One is asked to believe that not only does Gregory Peck succumb to amnesia the moment he sees his boss plunging 27 stories to his death from a skyscraper window, but that all the villains somehow KNOW he has succumbed to it, and decide to play games with him based on this fact. (Why??!!)
So it’s the behavior of the bad guys that makes the least sense here.
George Kennedy sees Peck in the basement and decides to pretend he is a total stranger and send him on his way. (Why??!!)
Diane Baker runs into Peck in the stairwell and for reasons that defy understanding, decides to flee from him and answer none of his questions. (Why??!!)
Peck and Baker have several more scenes together, and even when she appears to soften and asks him to love her, she provides no illumination to the mystery — zero — even though she could, easily, at a moment’s notice. But she chooses not to. (Why??!!)
Either of these two characters, and several others besides, could have cleared up the mystery for Peck in 2 1/2 minutes … but they chose not to. Simply because it served the plot. Simply because Peck had to be in a fog for the entire running time.
The movie plays out as if the villains somehow INDUCED Peck’s amnesia in order to get him to do what they wanted, but at the end we find out this is not the case.
Am I missing something? Does the movie ever explain, A, how the villains know Peck is suffering from amnesia (seemingly from the instant he acquires it) and, more importantly, B, why they would choose to exploit this fact?

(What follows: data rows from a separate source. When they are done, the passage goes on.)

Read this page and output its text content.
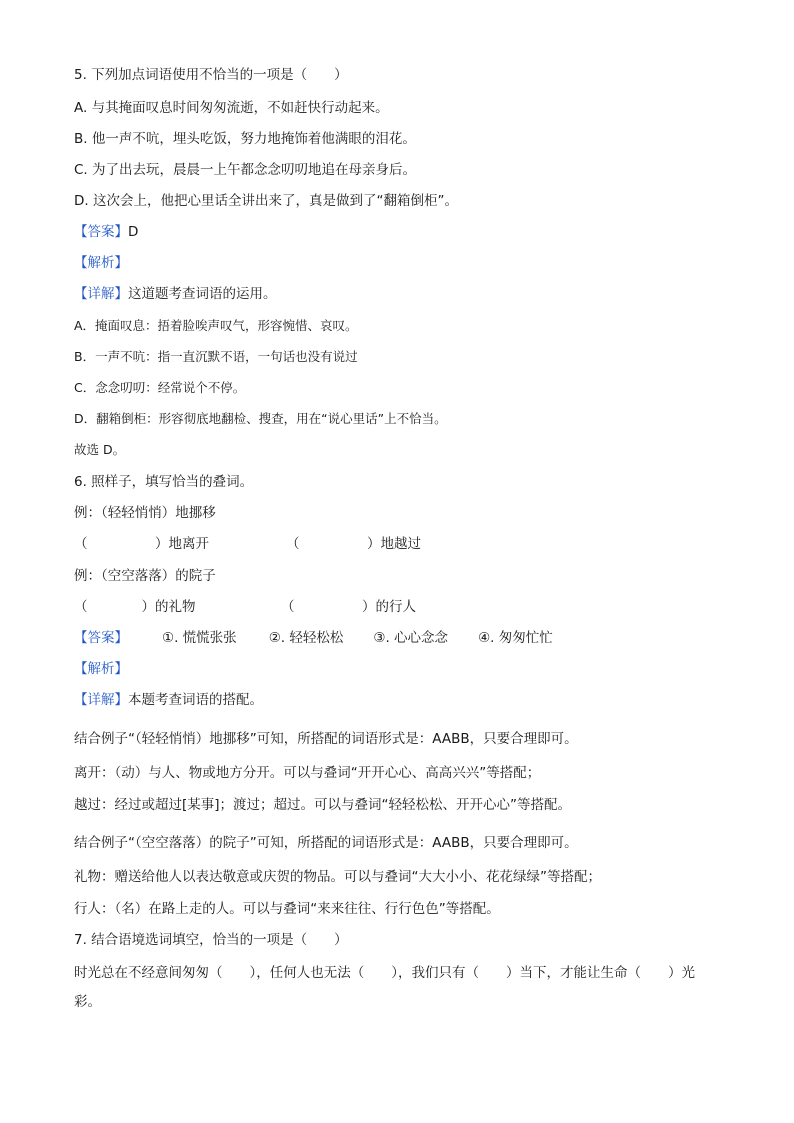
5. 下列加点词语使用不恰当的一项是（　　）
A. 与其掩面叹息时间匆匆流逝，不如赶快行动起来。
B. 他一声不吭，埋头吃饭，努力地掩饰着他满眼的泪花。
C. 为了出去玩，晨晨一上午都念念叨叨地追在母亲身后。
D. 这次会上，他把心里话全讲出来了，真是做到了“翻箱倒柜”。
【答案】D
【解析】
【详解】这道题考查词语的运用。
A．掩面叹息：捂着脸唉声叹气，形容惋惜、哀叹。
B．一声不吭：指一直沉默不语，一句话也没有说过
C．念念叨叨：经常说个不停。
D．翻箱倒柜：形容彻底地翻检、搜查，用在“说心里话”上不恰当。
故选 D。
6. 照样子，填写恰当的叠词。
例：（轻轻悄悄）地挪移
（　　　　　）地离开	（　　　　　）地越过
例：（空空落落）的院子
（　　　　）的礼物	（　　　　　）的行人
【答案】	①. 慌慌张张 ②. 轻轻松松 ③. 心心念念 ④. 匆匆忙忙
【解析】
【详解】本题考查词语的搭配。
结合例子“（轻轻悄悄）地挪移”可知，所搭配的词语形式是：AABB，只要合理即可。
离开：（动）与人、物或地方分开。可以与叠词“开开心心、高高兴兴”等搭配；
越过：经过或超过[某事]；渡过；超过。可以与叠词“轻轻松松、开开心心”等搭配。
结合例子“（空空落落）的院子”可知，所搭配的词语形式是：AABB，只要合理即可。
礼物：赠送给他人以表达敬意或庆贺的物品。可以与叠词“大大小小、花花绿绿”等搭配；
行人：（名）在路上走的人。可以与叠词“来来往往、行行色色”等搭配。
7. 结合语境选词填空，恰当的一项是（　　）
时光总在不经意间匆匆（　　），任何人也无法（　　），我们只有（　　）当下，才能让生命（　　）光
彩。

How in the world does Peck’s inability to remember anything help the villains get what they want from him?
This is one of my favorite films and I have seen it more times than I can count. I feel I am qualified to answer your questions.
1. George Kennedy does not know Peck’s character yet. The Major sent him down to the basement to shut off the electricity and wait until he tells him (battery powered internal intercom line) to turn it back on.
2. When Diane Baker sees Peck in the stairwell, she is not even aware that he is in town to see Charles. She doesn’t know that Charles is dead or that the Major wants the formula
3. Diane Baker does not want to tell Peck the whole truth, because, when he learns the truth, the Major will have to kill him.
4. The Major wanted to keep Peck in the building and get his formula. Peck got out. The Major sent his men (and woman) to find him and send him to Barbados so they could torture it out of him. They were not aware of his amnesia yet. Perhaps Lester reported that Stillwell was confused and didn’t know anything.
Where were the scenes of Peck and Calvin under the tree at “the lab” filmed. Guessing it was in So Calif somewhere. Anyone know. Great photography.
THERE ARE SO MANY TWISTS . TO THING YOU CAN WATCH THIS MOVIE JUST 10 TIMES AND DIGEST THE WHOLE STORY , YOU BETTER TRY AT LEST 10 MORE AND GET OUT YOUR PEN AND PAPER . ONE OF THE BEST THRILLERS EVER . ANY ONE NOTICE THE LITTLE BIT OF J. F. K. running through it , since this was made right after J.F.K. WAS SHOT . NO BELL?